On average, one in eight women will develop breast cancer in their lifetime. Of those, 10 percent will test positive for the gene mutation, Jani said. There certain things from a woman's family history the oncologist said he generally looks for when determining whether the potential for cancer is hereditary. Usually, the risk factors will include a first-degree relative -- a mother, daughter or sister -- who developed breast or ovarian cancer at a younger age, as well as several second-degree relatives with a history of cancer.
"These are warning signs that it could be hereditary," he said. "If it is hereditary, the chances of developing breast cancer are an excess of 80 percent, and 60-70 percent for ovarian cancer."
Austin's test did turn out to positive. While she wasn't thrilled about having to undergo surgery, she felt it was something she needed to do.
"I already knew what mama had been through, and Dr. Jani said I had an 85 to 90 percent chance of getting (breast cancer); he was insistent ... and since I had kicked and screamed for mama to do it..."
Austin's mastectomy was on March 8. She has two more reconstructive procedures to go through, the first of which will be on July 8 -- with her hysterectomy to follow.

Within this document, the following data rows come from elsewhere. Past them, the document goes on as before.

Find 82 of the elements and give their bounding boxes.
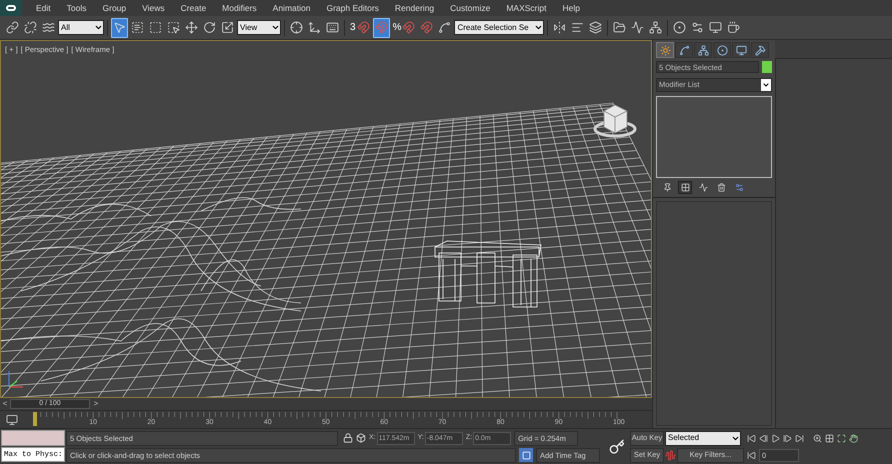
toolbar-button[interactable] <box>111 18 128 38</box>
go-to-end-icon[interactable] <box>795 434 804 442</box>
selection-filter-dropdown[interactable]: All <box>58 20 104 35</box>
command-panel-tab[interactable] <box>656 42 674 58</box>
command-panel-tab[interactable] <box>751 42 769 58</box>
magnet-icon <box>420 21 434 34</box>
menu-item[interactable]: Create <box>180 2 206 14</box>
toolbar-button[interactable] <box>372 18 390 38</box>
command-panel-tab[interactable] <box>713 42 731 58</box>
previous-frame-button[interactable]: < <box>0 400 10 408</box>
menu-item[interactable]: Views <box>142 2 165 14</box>
menu-item[interactable]: Graph Editors <box>326 2 379 14</box>
link-icon <box>6 21 19 34</box>
crosshair-icon <box>290 21 303 34</box>
curve-icon <box>678 44 690 56</box>
unlink-icon <box>24 21 37 34</box>
dashed-square-pointer-icon <box>167 21 180 34</box>
command-panel-tab[interactable] <box>732 42 750 58</box>
move-icon <box>185 21 198 34</box>
angle-snap-icon <box>374 21 388 34</box>
go-to-start-icon[interactable] <box>747 434 756 442</box>
stack-button[interactable] <box>678 181 692 194</box>
object-color-swatch[interactable] <box>762 61 772 73</box>
key-curve-icon[interactable] <box>665 450 676 460</box>
pan-icon[interactable] <box>849 434 858 442</box>
zoom-icon[interactable] <box>813 434 822 442</box>
curve-graph-icon <box>631 21 644 34</box>
time-tag-button[interactable] <box>519 448 533 462</box>
hierarchy-icon <box>698 44 708 56</box>
named-selection-dropdown[interactable]: Create Selection Se <box>454 20 544 35</box>
schematic-icon <box>649 21 662 34</box>
trash-icon <box>716 183 726 192</box>
next-frame-button[interactable]: > <box>90 400 102 408</box>
menu-item[interactable]: Edit <box>36 2 51 14</box>
lock-icon[interactable] <box>343 433 353 443</box>
magnet-icon <box>402 21 416 34</box>
reference-coordinate-dropdown[interactable]: View <box>237 20 281 35</box>
dashed-square-icon <box>149 21 162 34</box>
pointer-icon <box>113 21 126 34</box>
tag-square-icon <box>522 450 530 460</box>
magnet-icon <box>356 21 370 34</box>
axis-tripod-icon <box>8 371 23 388</box>
maxscript-listener-field[interactable] <box>1 430 65 446</box>
menu-item[interactable]: MAXScript <box>506 2 546 14</box>
modifier-stack-list[interactable] <box>656 96 772 178</box>
menu-item[interactable]: Group <box>102 2 126 14</box>
menu-item[interactable]: Modifiers <box>222 2 257 14</box>
toolbar-button[interactable]: 3 <box>348 18 372 38</box>
configure-icon <box>734 183 744 192</box>
next-frame-icon[interactable] <box>783 434 792 442</box>
disc-icon <box>716 44 728 56</box>
keyboard-icon <box>326 21 339 34</box>
sphere-icon <box>673 21 686 34</box>
view-cube-icon[interactable] <box>594 104 636 138</box>
key-mode-dropdown[interactable]: Selected <box>665 430 741 446</box>
toolbar-button[interactable]: % <box>390 18 418 38</box>
previous-frame-icon[interactable] <box>759 434 768 442</box>
menu-item[interactable]: Rendering <box>394 2 434 14</box>
select-list-icon <box>131 21 144 34</box>
hammer-icon <box>754 44 766 56</box>
menu-item[interactable]: Tools <box>66 2 86 14</box>
rotate-icon <box>203 21 216 34</box>
menu-item[interactable]: Animation <box>272 2 310 14</box>
waves-icon <box>42 21 55 34</box>
command-panel-tab[interactable] <box>675 42 693 58</box>
mirror-icon <box>553 21 566 34</box>
key-icon[interactable] <box>609 438 625 454</box>
axis-gizmo-icon <box>308 21 321 34</box>
app-logo-icon[interactable] <box>0 0 22 16</box>
folder-icon <box>613 21 626 34</box>
sun-icon <box>660 44 670 56</box>
current-frame-marker[interactable] <box>33 412 37 426</box>
menu-item[interactable]: Customize <box>450 2 490 14</box>
align-icon <box>571 21 584 34</box>
scale-icon <box>221 21 234 34</box>
play-icon[interactable] <box>771 434 780 442</box>
pin-icon <box>662 183 672 192</box>
monitor-icon <box>736 44 746 56</box>
command-panel-tab[interactable] <box>694 42 712 58</box>
layers-icon <box>589 21 602 34</box>
zoom-extents-icon[interactable] <box>837 434 846 442</box>
menu-item[interactable]: Help <box>562 2 580 14</box>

Considering her family history, and the fact she had been healthy prior to her breast cancer diagnosis, McRee said she did not see her testing positive for the mutation as a big deal.

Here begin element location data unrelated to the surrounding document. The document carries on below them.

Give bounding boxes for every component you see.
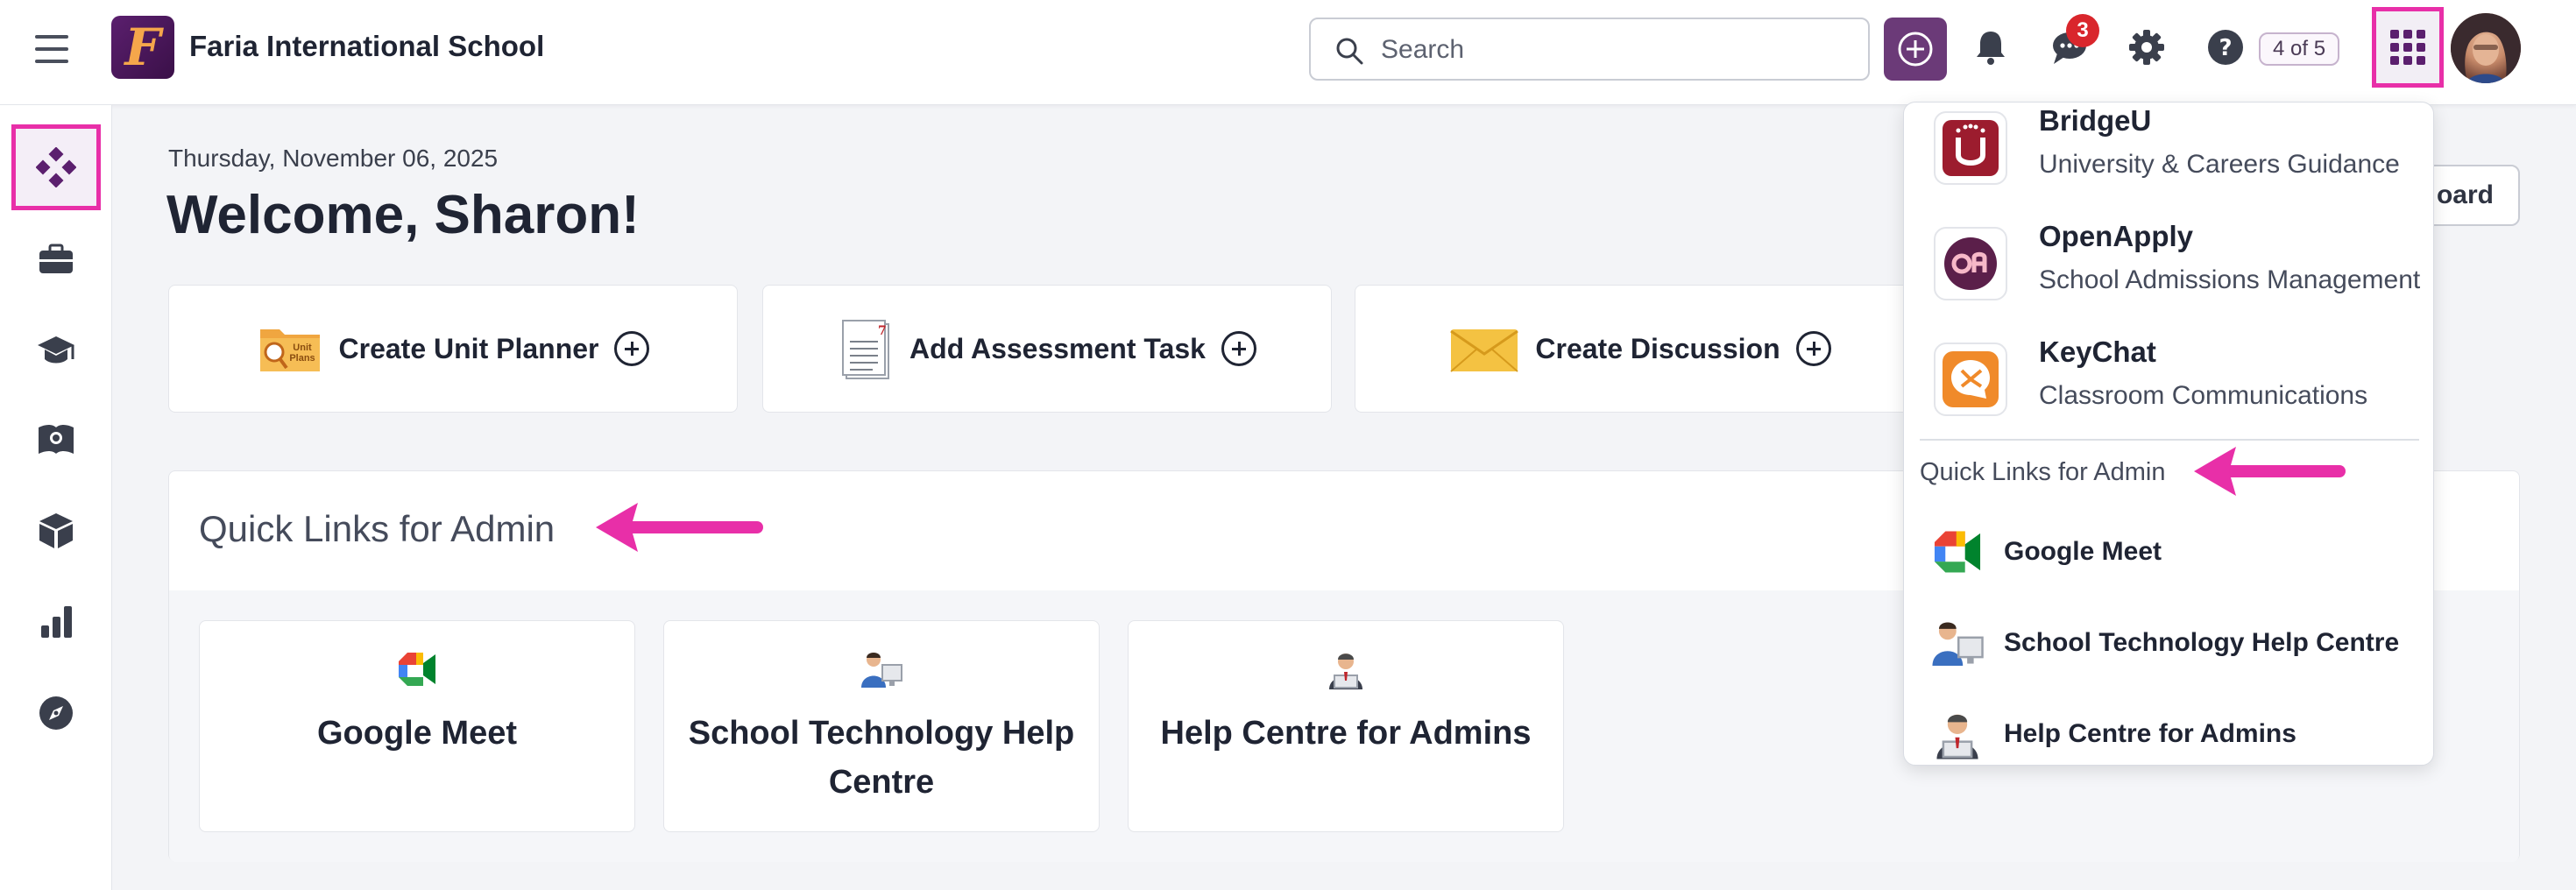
dropdown-link-school-tech-help[interactable]: School Technology Help Centre — [1930, 612, 2421, 674]
create-unit-planner-card[interactable]: Unit Plans Create Unit Planner — [168, 285, 738, 413]
atlas-book-icon — [39, 425, 74, 454]
bridgeu-logo-icon — [1934, 111, 2007, 185]
apps-dropdown-menu: BridgeU University & Careers Guidance Op… — [1903, 102, 2434, 766]
app-name: BridgeU — [2039, 104, 2152, 137]
annotation-arrow-dropdown-quick-links — [2194, 447, 2346, 496]
assessment-clipboard-icon: 7 — [842, 320, 890, 379]
create-button[interactable] — [1884, 18, 1947, 81]
unit-plans-folder-icon: Unit Plans — [259, 329, 320, 371]
messages-badge: 3 — [2066, 14, 2099, 47]
google-meet-icon — [1934, 531, 1981, 573]
app-description: Classroom Communications — [2039, 381, 2368, 410]
dropdown-divider — [1920, 439, 2419, 441]
dropdown-app-keychat[interactable]: KeyChat Classroom Communications — [1934, 334, 2424, 430]
search-input[interactable] — [1381, 32, 1854, 68]
search-icon — [1336, 38, 1363, 65]
top-bar: F Faria International School 3 — [0, 0, 2576, 105]
add-assessment-task-card[interactable]: 7 Add Assessment Task — [762, 285, 1332, 413]
google-meet-icon — [399, 653, 435, 686]
plus-circle-icon — [1898, 32, 1933, 67]
dropdown-link-label: Help Centre for Admins — [2004, 719, 2296, 748]
dropdown-section-title: Quick Links for Admin — [1920, 458, 2166, 486]
openapply-logo-icon — [1934, 227, 2007, 300]
sidebar-item-reports[interactable] — [35, 601, 77, 643]
dropdown-link-label: Google Meet — [2004, 537, 2162, 566]
create-discussion-card[interactable]: Create Discussion — [1355, 285, 1926, 413]
help-question-icon[interactable]: ? — [2203, 25, 2248, 70]
quick-link-help-centre-admins[interactable]: Help Centre for Admins — [1128, 620, 1564, 832]
hamburger-menu-icon[interactable] — [35, 35, 68, 63]
quick-link-school-tech-help[interactable]: School Technology Help Centre — [663, 620, 1100, 832]
envelope-icon — [1450, 329, 1519, 372]
logo-letter: F — [124, 18, 161, 77]
action-label: Create Discussion — [1535, 332, 1780, 364]
sidebar-item-explore[interactable] — [35, 692, 77, 734]
svg-text:Unit: Unit — [293, 343, 312, 353]
plus-circle-icon — [614, 331, 650, 366]
admin-person-icon — [1329, 653, 1362, 689]
current-date: Thursday, November 06, 2025 — [168, 145, 499, 172]
apps-grid-button[interactable] — [2372, 7, 2444, 88]
quick-link-label: Google Meet — [316, 715, 518, 752]
app-name: OpenApply — [2039, 220, 2194, 252]
dropdown-link-help-centre-admins[interactable]: Help Centre for Admins — [1930, 703, 2421, 765]
briefcase-icon — [39, 244, 73, 273]
user-avatar[interactable] — [2451, 13, 2521, 83]
sidebar-item-units[interactable] — [35, 510, 77, 552]
dropdown-link-google-meet[interactable]: Google Meet — [1930, 521, 2421, 583]
dropdown-app-bridgeu[interactable]: BridgeU University & Careers Guidance — [1934, 102, 2424, 199]
school-logo[interactable]: F — [111, 16, 174, 79]
svg-text:Plans: Plans — [289, 353, 315, 364]
welcome-heading: Welcome, Sharon! — [166, 185, 640, 245]
cube-icon — [39, 513, 73, 548]
graduation-cap-icon — [38, 336, 74, 364]
plus-circle-icon — [1795, 331, 1831, 366]
admin-person-icon — [1936, 714, 1978, 759]
quick-link-label: Help Centre for Admins — [1160, 715, 1532, 752]
sidebar-item-home[interactable] — [11, 124, 101, 210]
quick-links-title: Quick Links for Admin — [199, 508, 556, 549]
app-description: School Admissions Management — [2039, 265, 2421, 294]
tech-support-person-icon — [1932, 622, 1984, 667]
compass-icon — [39, 696, 73, 730]
search-box[interactable] — [1309, 18, 1870, 81]
app-name: KeyChat — [2039, 336, 2156, 368]
plus-circle-icon — [1221, 331, 1256, 366]
dropdown-link-label: School Technology Help Centre — [2004, 628, 2400, 657]
apps-grid-icon — [2390, 30, 2425, 65]
school-name[interactable]: Faria International School — [189, 30, 544, 63]
home-icon — [36, 147, 76, 187]
annotation-arrow-quick-links — [596, 503, 763, 552]
notifications-bell-icon[interactable] — [1968, 25, 2013, 70]
sidebar-item-briefcase[interactable] — [35, 238, 77, 280]
bar-chart-icon — [41, 606, 72, 638]
app-description: University & Careers Guidance — [2039, 150, 2400, 179]
quick-link-label: School Technology Help Centre — [688, 715, 1075, 801]
svg-text:?: ? — [2219, 35, 2232, 61]
tech-support-person-icon — [861, 653, 902, 688]
dropdown-app-openapply[interactable]: OpenApply School Admissions Management — [1934, 218, 2424, 314]
sidebar-item-atlas[interactable] — [35, 419, 77, 461]
quick-link-google-meet[interactable]: Google Meet — [199, 620, 635, 832]
sidebar-item-academics[interactable] — [35, 329, 77, 371]
account-count-pill[interactable]: 4 of 5 — [2259, 32, 2340, 66]
left-sidebar — [0, 105, 112, 890]
action-label: Create Unit Planner — [338, 332, 599, 364]
svg-text:7: 7 — [878, 324, 887, 338]
action-label: Add Assessment Task — [909, 332, 1206, 364]
keychat-logo-icon — [1934, 343, 2007, 416]
settings-gear-icon[interactable] — [2124, 25, 2169, 70]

"With me, I was the same way," Austin said. "I would say I was disappointed, (but I wanted to) get it (the surgery) set up and do it."
This is not to suggest that the events afterward did not take an emotional toll, but in the end, it was a comfort knowing that the surgery had been done.
"For a few weeks, I was not sure I would make it," Austin said. "I had an 18-month-old at home. It's a personal thing.
"I want to be alive, so I guess I'd do it again."
Even with both breasts removed, there may still be a chance of developing cancer later on since there is some tissue that cannot be removed.
"I've told several people that just because you have a mastectomy...that only reduces breast cancer risk by 80 percent because there is also breast tissue in the neck and back," Austin said.
Based on their experience, both Austin and McRee can testify to the significance of patients taking charge of their own treatments.
"You have to be an advocate, because not every doctor will be as up to your history as you are," Austin said.
Jani said that a positive test will generally be followed by surgery, especially in cases that involve middle-aged to older women who already have families. If a patient is younger and wants to wait, there are drugs that can be given which would buy them three to five years, he said.
"The ideal (treatment) is the removal of the breast," he said.
The blood test carries no risk, so for as difficult as the surgery process may be, the benefits of someone knowing they have the gene mutation outweigh the negatives -- for the patient as well as the family members who may also need to be tested.
As at least one oncologist would say, prevention is better than a cure.
"The outcomes are very good. It (the surgery) prevents breast cancer by 80-90 percent, and ovarian cancer by 60-80 percent," Jani said. "... These are very hard decisions. There is an emotional and psychosocial piece, but on the other side, it is important to be around.
"Knowledge is power. Unless you have the knowledge, it is difficult to make decisions."